Networks are a lot like fingerprints in that no two are exactly the same. Every company has a different set of applications running across their network and given the circumstances of the day, different classes of traffic need to be prioritized at various times of the day and month.

And yet, most networks have limited abilities when it comes to identifying types of traffic and almost no ability to associate any of that traffic with specific business objectives. The folks at Exinda are out to change that with a set of wide area network (WAN) optimization appliances that allow IT organizations to accelerate and prioritize specific network traffic based on polices set by the IT organization.

Today the company extended those capabilities with the release of Exinda Edge, a more turnkey approach to WAN optimization feature application packs that are targeted over 2,500 specific Layer 7 application signatures.

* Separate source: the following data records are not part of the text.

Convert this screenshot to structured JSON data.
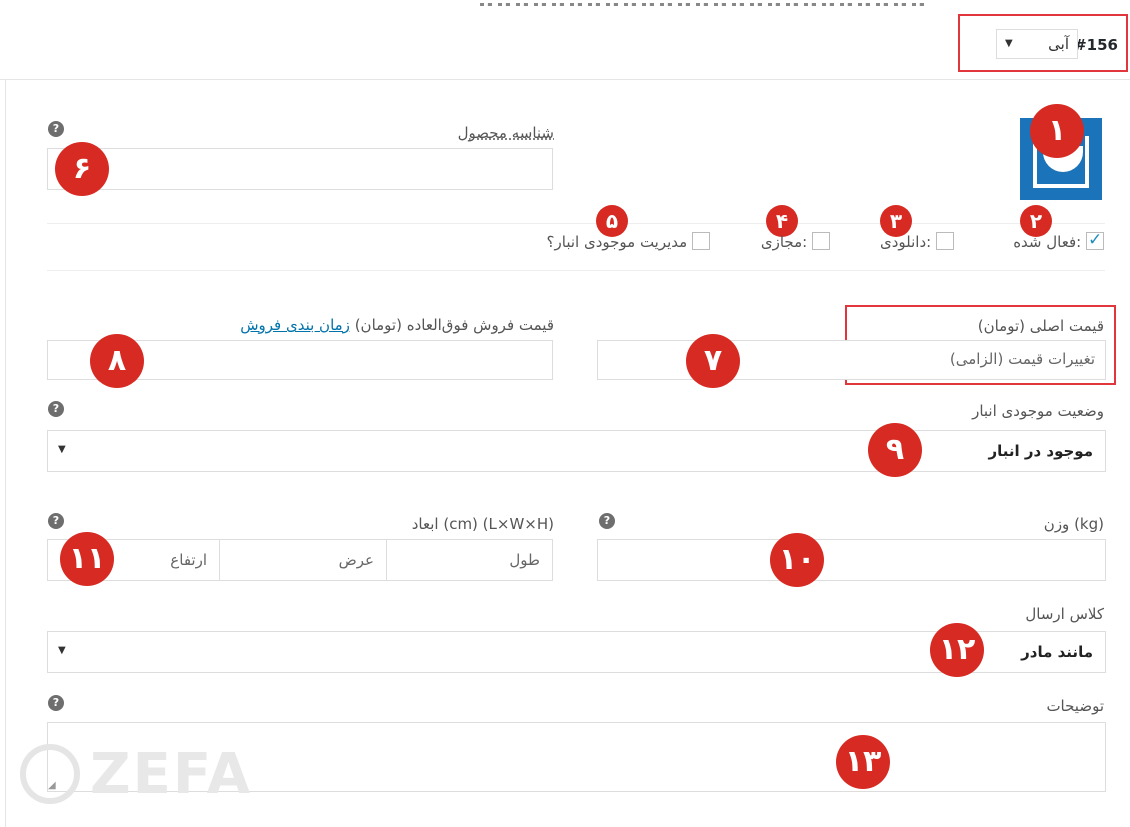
{
  "variation": {
    "id_label": "#156",
    "color_value": "آبی"
  },
  "sku": {
    "label": "شناسه محصول",
    "value": ""
  },
  "options": {
    "enabled_label": "فعال شده:",
    "enabled_checked": true,
    "downloadable_label": "دانلودی:",
    "virtual_label": "مجازی:",
    "manage_stock_label": "مدیریت موجودی انبار؟"
  },
  "pricing": {
    "regular_label": "قیمت اصلی (تومان)",
    "regular_placeholder": "تغییرات قیمت (الزامی)",
    "sale_label": "قیمت فروش فوق‌العاده (تومان)",
    "schedule_link": "زمان بندی فروش"
  },
  "stock_status": {
    "label": "وضعیت موجودی انبار",
    "value": "موجود در انبار"
  },
  "weight": {
    "label": "وزن (kg)"
  },
  "dimensions": {
    "label": "ابعاد (cm) (L×W×H)",
    "length_placeholder": "طول",
    "width_placeholder": "عرض",
    "height_placeholder": "ارتفاع"
  },
  "shipping_class": {
    "label": "کلاس ارسال",
    "value": "مانند مادر"
  },
  "description": {
    "label": "توضیحات"
  },
  "badges": [
    "۱",
    "۲",
    "۳",
    "۴",
    "۵",
    "۶",
    "۷",
    "۸",
    "۹",
    "۱۰",
    "۱۱",
    "۱۲",
    "۱۳"
  ],
  "help_glyph": "?",
  "watermark": "ZEFA",
  "colors": {
    "accent_red": "#d72a22",
    "link_blue": "#0073aa",
    "thumb_blue": "#1b73ba"
  }
}
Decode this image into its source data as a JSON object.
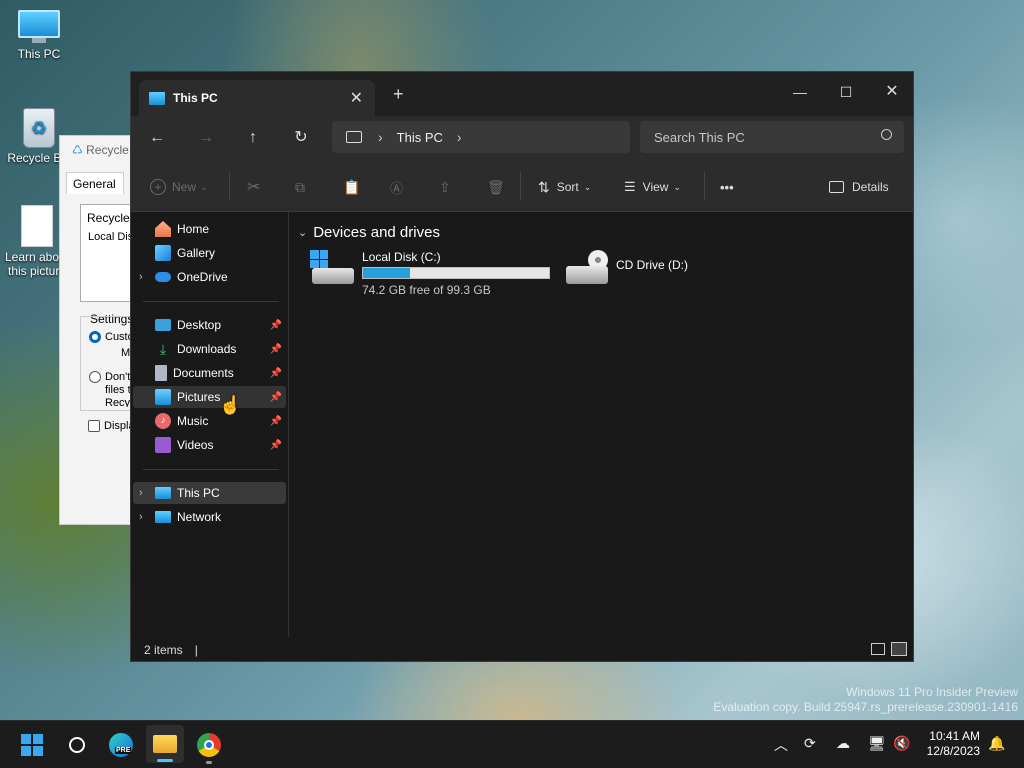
{
  "desktop": {
    "icons": [
      {
        "label": "This PC"
      },
      {
        "label": "Recycle Bin"
      },
      {
        "label": "Learn about this picture"
      }
    ],
    "watermark": {
      "line1": "Windows 11 Pro Insider Preview",
      "line2": "Evaluation copy. Build 25947.rs_prerelease.230901-1416"
    }
  },
  "recycle_dialog": {
    "title": "Recycle Bin Properties",
    "tab": "General",
    "list_header": "Recycle Bin Location",
    "list_item": "Local Disk",
    "settings_label": "Settings for selected location",
    "custom_label": "Custom size:",
    "custom_sub": "M",
    "dont_label": "Don't move files to the Recycle Bin. Remove files immediately when deleted.",
    "display_label": "Display delete confirmation dialog"
  },
  "explorer": {
    "tab_title": "This PC",
    "breadcrumb": [
      "This PC"
    ],
    "search_placeholder": "Search This PC",
    "commands": {
      "new": "New",
      "sort": "Sort",
      "view": "View",
      "more": "•••",
      "details": "Details"
    },
    "nav": {
      "quick": [
        {
          "label": "Home"
        },
        {
          "label": "Gallery"
        },
        {
          "label": "OneDrive"
        }
      ],
      "pinned": [
        {
          "label": "Desktop"
        },
        {
          "label": "Downloads"
        },
        {
          "label": "Documents"
        },
        {
          "label": "Pictures"
        },
        {
          "label": "Music"
        },
        {
          "label": "Videos"
        }
      ],
      "locations": [
        {
          "label": "This PC"
        },
        {
          "label": "Network"
        }
      ]
    },
    "group_title": "Devices and drives",
    "drives": [
      {
        "name": "Local Disk (C:)",
        "free_text": "74.2 GB free of 99.3 GB",
        "used_fraction": 0.253
      },
      {
        "name": "CD Drive (D:)"
      }
    ],
    "status": "2 items",
    "accent": "#4cc2ff"
  },
  "taskbar": {
    "time": "10:41 AM",
    "date": "12/8/2023",
    "edge_badge": "PRE"
  }
}
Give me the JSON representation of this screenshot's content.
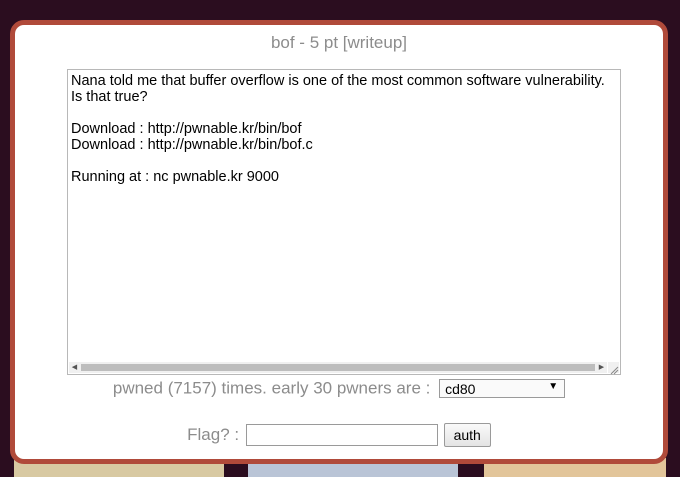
{
  "modal": {
    "title": "bof - 5 pt [writeup]",
    "description": "Nana told me that buffer overflow is one of the most common software vulnerability.\nIs that true?\n\nDownload : http://pwnable.kr/bin/bof\nDownload : http://pwnable.kr/bin/bof.c\n\nRunning at : nc pwnable.kr 9000",
    "pwned_text": "pwned (7157) times. early 30 pwners are :",
    "pwners_selected": "cd80",
    "flag_label": "Flag? :",
    "flag_value": "",
    "auth_label": "auth"
  },
  "colors": {
    "modal_border": "#b04a3a",
    "label_gray": "#8c8c8c",
    "background": "#2b0d1f"
  },
  "icons": {
    "scroll_left": "chevron-left-icon",
    "scroll_right": "chevron-right-icon",
    "select_caret": "caret-down-icon",
    "resize": "resize-grip-icon"
  }
}
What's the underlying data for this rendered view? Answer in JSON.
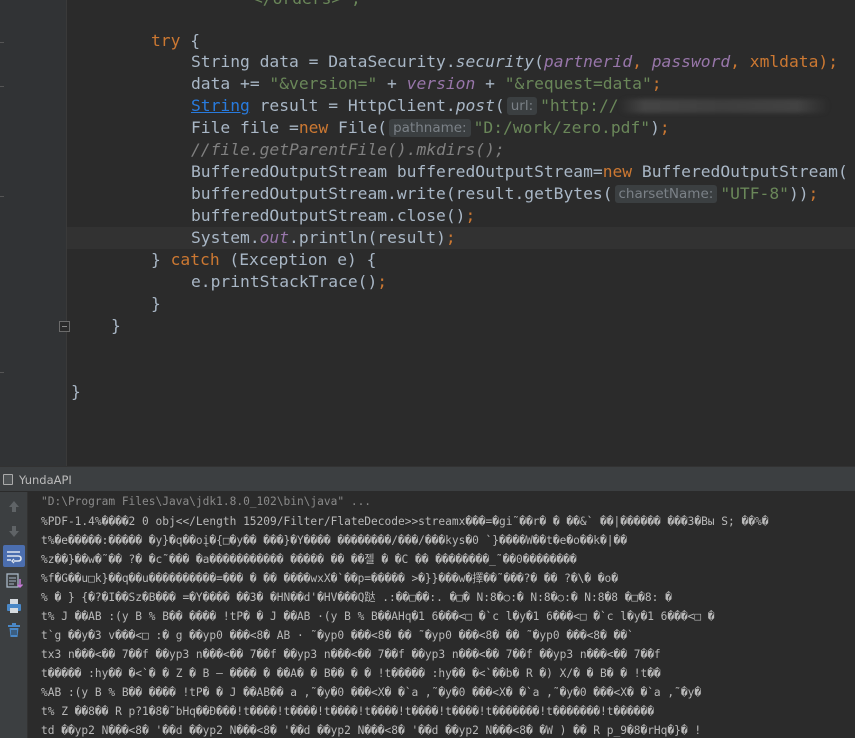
{
  "editor": {
    "lines": {
      "l0": "</orders>\";",
      "try_kw": "try",
      "try_brace": " {",
      "l2a": "String data = DataSecurity.",
      "l2b": "security",
      "l2c": "(",
      "l2d": "partnerid",
      "l2e": ", ",
      "l2f": "password",
      "l2g": ", xmldata)",
      "l2h": ";",
      "l3a": "data += ",
      "l3b": "\"&version=\"",
      "l3c": " + ",
      "l3d": "version",
      "l3e": " + ",
      "l3f": "\"&request=data\"",
      "l3g": ";",
      "l4a": "String",
      "l4b": " result = HttpClient.",
      "l4c": "post",
      "l4d": "(",
      "l4hint": "url:",
      "l4e": "\"http://",
      "l5a": "File file =",
      "l5b": "new",
      "l5c": " File(",
      "l5hint": "pathname:",
      "l5d": "\"D:/work/zero.pdf\"",
      "l5e": ")",
      "l5f": ";",
      "l6": "//file.getParentFile().mkdirs();",
      "l7a": "BufferedOutputStream bufferedOutputStream=",
      "l7b": "new",
      "l7c": " BufferedOutputStream(",
      "l8a": "bufferedOutputStream.write(result.getBytes(",
      "l8hint": "charsetName:",
      "l8b": "\"UTF-8\"",
      "l8c": "))",
      "l8d": ";",
      "l9a": "bufferedOutputStream.close()",
      "l9b": ";",
      "l10a": "System.",
      "l10b": "out",
      "l10c": ".println(result)",
      "l10d": ";",
      "l11a": "} ",
      "l11b": "catch",
      "l11c": " (Exception e) {",
      "l12a": "e.printStackTrace()",
      "l12b": ";",
      "l13": "}",
      "l14": "}",
      "l15": "}"
    }
  },
  "run_panel": {
    "title": "YundaAPI",
    "toolbar": [
      {
        "icon": "arrow-up-icon"
      },
      {
        "icon": "arrow-down-icon"
      },
      {
        "icon": "soft-wrap-icon"
      },
      {
        "icon": "scroll-to-end-icon"
      },
      {
        "icon": "print-icon"
      },
      {
        "icon": "trash-icon"
      }
    ],
    "console": [
      "\"D:\\Program Files\\Java\\jdk1.8.0_102\\bin\\java\" ...",
      "%PDF-1.4%����2 0 obj<</Length 15209/Filter/FlateDecode>>streamx���=�gi˜��r� � ��&` ��|������ ���3�Bы S; ��%�",
      "t%�e�����:����� �y}�q��oį�{□�y�� ���}�Y���� ��������/���/���kys�0 `}����W��t�e�o��k�|��",
      "%z��}��w�˜�� ?� �c˜��� �a����������� ����� �� ��젤 � �C �� ��������_˜��0��������",
      "%f�G��u□k}��q��u����������=��� � �� ����wxX�`��p=����� >�}}���w�擇��˜���?� �� ?�\\� �o�",
      "% � } {�?�I��Sz�B��� =�Y���� ��3� �HN��d'�HV���Q跶 .:��□��:. �□� N:8�○:� N:8�○:� N:8�8 �□�8: �",
      "t% J ��AB :(y B % B�� ���� !tP� � J ��AB ·(y B % B��AHq�1 6���<□ �`c l�y�1 6���<□ �`c l�y�1 6���<□ �",
      "t`g ��y�3 v���<□ :� g ��yp0 ���<8� AB · ˜�yp0 ���<8� �� ˜�yp0 ���<8� �� ˜�yp0 ���<8� ��`",
      "tx3 n���<�� 7��f ��yp3 n���<�� 7��f ��yp3 n���<�� 7��f ��yp3 n���<�� 7��f ��yp3 n���<�� 7��f",
      "t����� :hy�� �<`� � Z � B – ���� � ��A� � B�� � � !t����� :hy�� �<`��b� R �) X/� � B� � !t��",
      "%AB :(y B % B�� ���� !tP� � J ��AB�� a ,˜�y�0 ���<X� �`a ,˜�y�0 ���<X� �`a ,˜�y�0 ���<X� �`a ,˜�y�",
      "t% Z ��8�� R p?1�8�˜bHq��Ð���!t����!t����!t����!t����!t����!t����!t�������!t�������!t������",
      "td ��yp2 N���<8� '��d ��yp2 N���<8� '��d ��yp2 N���<8� '��d ��yp2 N���<8� �W ) �� R p_9�8�rHq�}� !"
    ]
  }
}
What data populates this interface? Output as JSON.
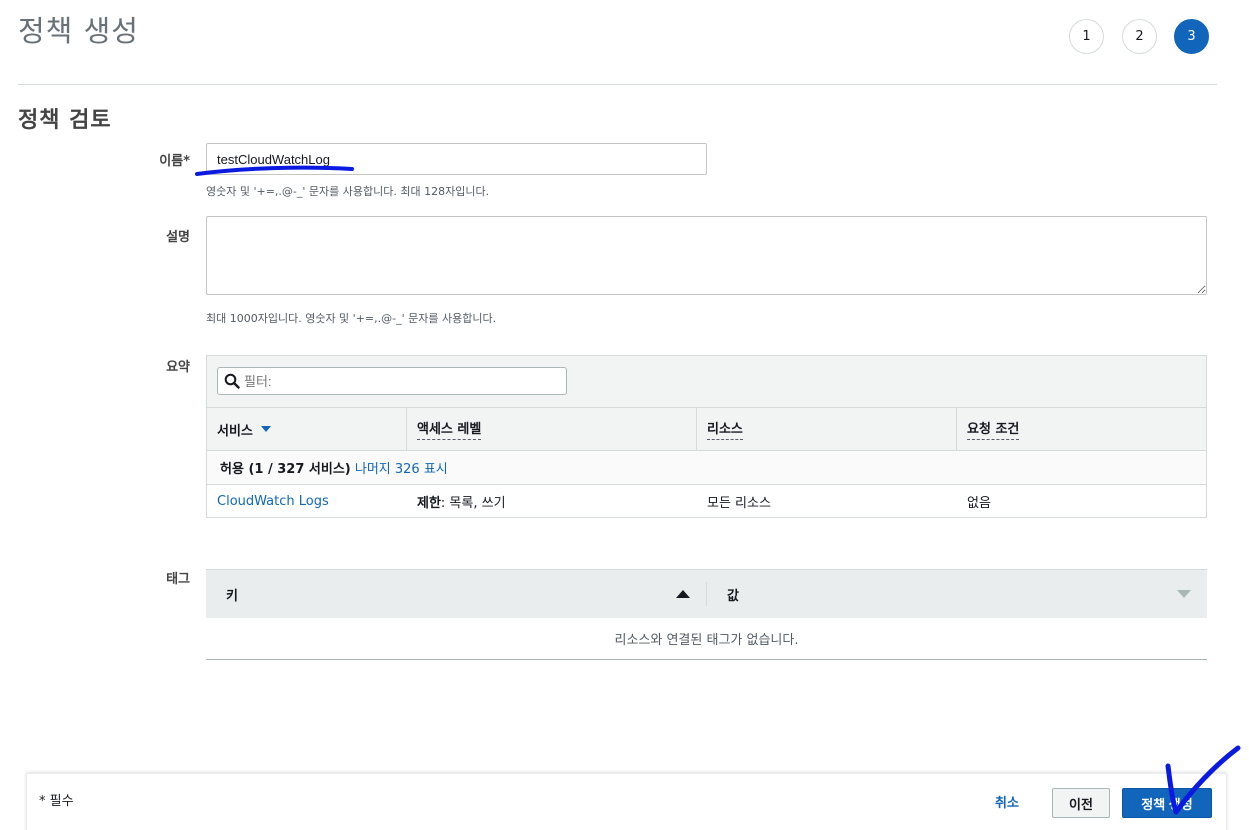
{
  "page": {
    "title": "정책 생성",
    "section_title": "정책 검토"
  },
  "steps": [
    "1",
    "2",
    "3"
  ],
  "form": {
    "name_label": "이름*",
    "name_value": "testCloudWatchLog",
    "name_hint": "영숫자 및 '+=,.@-_' 문자를 사용합니다. 최대 128자입니다.",
    "desc_label": "설명",
    "desc_value": "",
    "desc_hint": "최대 1000자입니다. 영숫자 및 '+=,.@-_' 문자를 사용합니다.",
    "summary_label": "요약",
    "tag_label": "태그"
  },
  "summary": {
    "filter_placeholder": "필터:",
    "headers": [
      "서비스",
      "액세스 레벨",
      "리소스",
      "요청 조건"
    ],
    "allow_prefix": "허용 (1 / 327 서비스)",
    "allow_link": "나머지 326 표시",
    "rows": [
      {
        "service": "CloudWatch Logs",
        "access_bold": "제한",
        "access_rest": ": 목록, 쓰기",
        "resource": "모든 리소스",
        "condition": "없음"
      }
    ]
  },
  "tags": {
    "headers": [
      "키",
      "값"
    ],
    "empty_message": "리소스와 연결된 태그가 없습니다."
  },
  "footer": {
    "required_note": "* 필수",
    "cancel_label": "취소",
    "previous_label": "이전",
    "create_label": "정책 생성"
  },
  "colors": {
    "primary": "#1166bb",
    "annotation": "#0a1ae0"
  },
  "icons": [
    "search-icon",
    "sort-down-icon",
    "sort-up-icon"
  ]
}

According to Nolan Rosen, chief marketing officer for Exinda, those application signatures are now embedded within the company's 360 Dynamic Policy Engine.


Rosen adds that the Exinda architecture can be federated across the enterprise via connections to Active Directory, which then allows polices and signatures to be applied to specific users and applications as they move from one branch office to another.

Exinda refers to this ability to optimize traffic patterns as WAN Optimization 2.0. Exinda is hardly alone in terms of realizing the potential business benefits of applying policies to network traffic. But they are among the first to apply those theories in practice at over 3,000 customer sites, including MLB Networks.

With the volume of traffic moving across enterprise networks these days, it's easy for traffic of little to no business value to overwhelm traffic that is critical to the business, resulting in, for example, video traffic from YouTube crowding out traffic being generated by a mission-critical SAP application. Beyond the fact that most networks tend to treat most traffic relatively equal regardless of its business value, there really is no good reason for these situations to continue to persist.